Escalada en el Golfo: Ataque a planta nuclear iraní enciende alarmas sobre una guerra prolongada
Un ataque directo a una central nuclear activa. ¿Hasta dónde llegará esta peligrosa escalada entre potencias en el Golfo Pérsico? Te contamos los objetivos bombardeados, las represalias y el temido escenario que mantiene en vilo al mercado energético mundial.
Un nuevo ataque contra la central nuclear de Bushehr en Irán marca un punto crítico en la escalada de tensiones con Estados Unidos e Israel. Aunque no hubo víctimas ni daños en el reactor, el incidente forma parte de una ofensiva más amplia que ya ha golpeado otras instalaciones estratégicas y ha desatado represalias que amenazan la estabilidad de toda la región del Golfo Pérsico.
La agencia estatal iraní Fars informó que el proyectil lanzado este viernes contra la central de Bushehr no causó víctimas, ni daños materiales o técnicos en el reactor que se encuentra en funcionamiento. Este es el tercer incidente de este tipo que sufre la instalación en un lapso de apenas diez días.
El Organismo Internacional de Energía Atómica (OIEA) confirmó haber recibido la notificación del ataque y aseguró que no se registraron fugas de radiación ni alteraciones en las condiciones operativas de la planta nuclear.
Una ofensiva coordinada contra blancos sensibles
El ataque a Bushehr no es un hecho aislado. Las Fuerzas de Defensa de Israel informaron sobre una serie de bombardeos coordinados contra infraestructura iraní considerada clave. Los blancos incluyeron la planta de agua pesada de Arak, una instalación de extracción de uranio en Yazd y dos grandes complejos siderúrgicos.

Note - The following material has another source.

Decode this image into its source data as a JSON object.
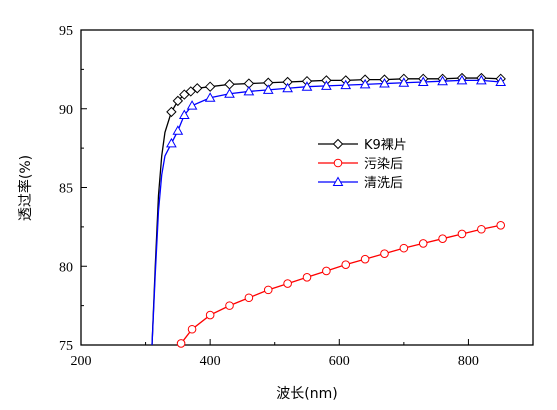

Estas acciones forman parte de una ofensiva más amplia, coordinada con Estados Unidos, cuyo objetivo declarado es debilitar las capacidades nucleares e industriales que el gobierno iraní considera sensibles para su programa.

La central nuclear de Bushehr es un punto crítico para la seguridad del Golfo en manos del régimen iraní
La respuesta de Irán y la amenaza sobre el tráfico energético
Como represalia, Irán lanzó misiles y drones contra objetivos en países aliados de la coalición occidental. Los ataques se dirigieron a puertos en Kuwait y a blancos en Arabia Saudita, Emiratos Árabes Unidos y Bahréin.
Autoridades de esos países indicaron que varios de los proyectiles fueron interceptados y que, por el momento, no se registraron víctimas. Sin embargo, estos episodios han elevado al máximo la preocupación sobre la estabilidad regional y, en particular, sobre la seguridad energética del Golfo Pérsico.
El secretario de Estado estadounidense, Marco Rubio, sostuvo que la operación militar actual “concluirá en semanas, no en meses”. No obstante, advirtió que el gobierno iraní podría intensificar sus represalias en el corto plazo.
¿Hacia una crisis en el estrecho de Ormuz?
Entre los escenarios más peligrosos que se manejan, figura la posibilidad de que Teherán intente imponer peajes o restricciones al tránsito en el estratégico estrecho de Ormuz. Este paso marítimo es crucial para el transporte global de petróleo.
Washington ya ha calificado cualquier medida de este tipo por parte de Irán como “ilegal, inaceptable y peligrosa”. Tanto Estados Unidos como Israel han señalado que mantendrán la presión militar hasta alcanzar sus objetivos estratégicos declarados.
Por su parte, Irán ha advertido que responderá si los ataques contra su territorio continúan. En este contexto de advertencias cruzadas, analistas consideran muy probable que la confrontación directa y las altas tensiones en el Golfo Pérsico se prolonguen, al menos, durante las próximas semanas.
El riesgo de nuevos episodios sobre infraestructura nuclear crítica, rutas energéticas vitales y aliados regionales permanece en un nivel extremadamente alto, configurando un escenario de incertidumbre y potencial escalada para todo el mundo.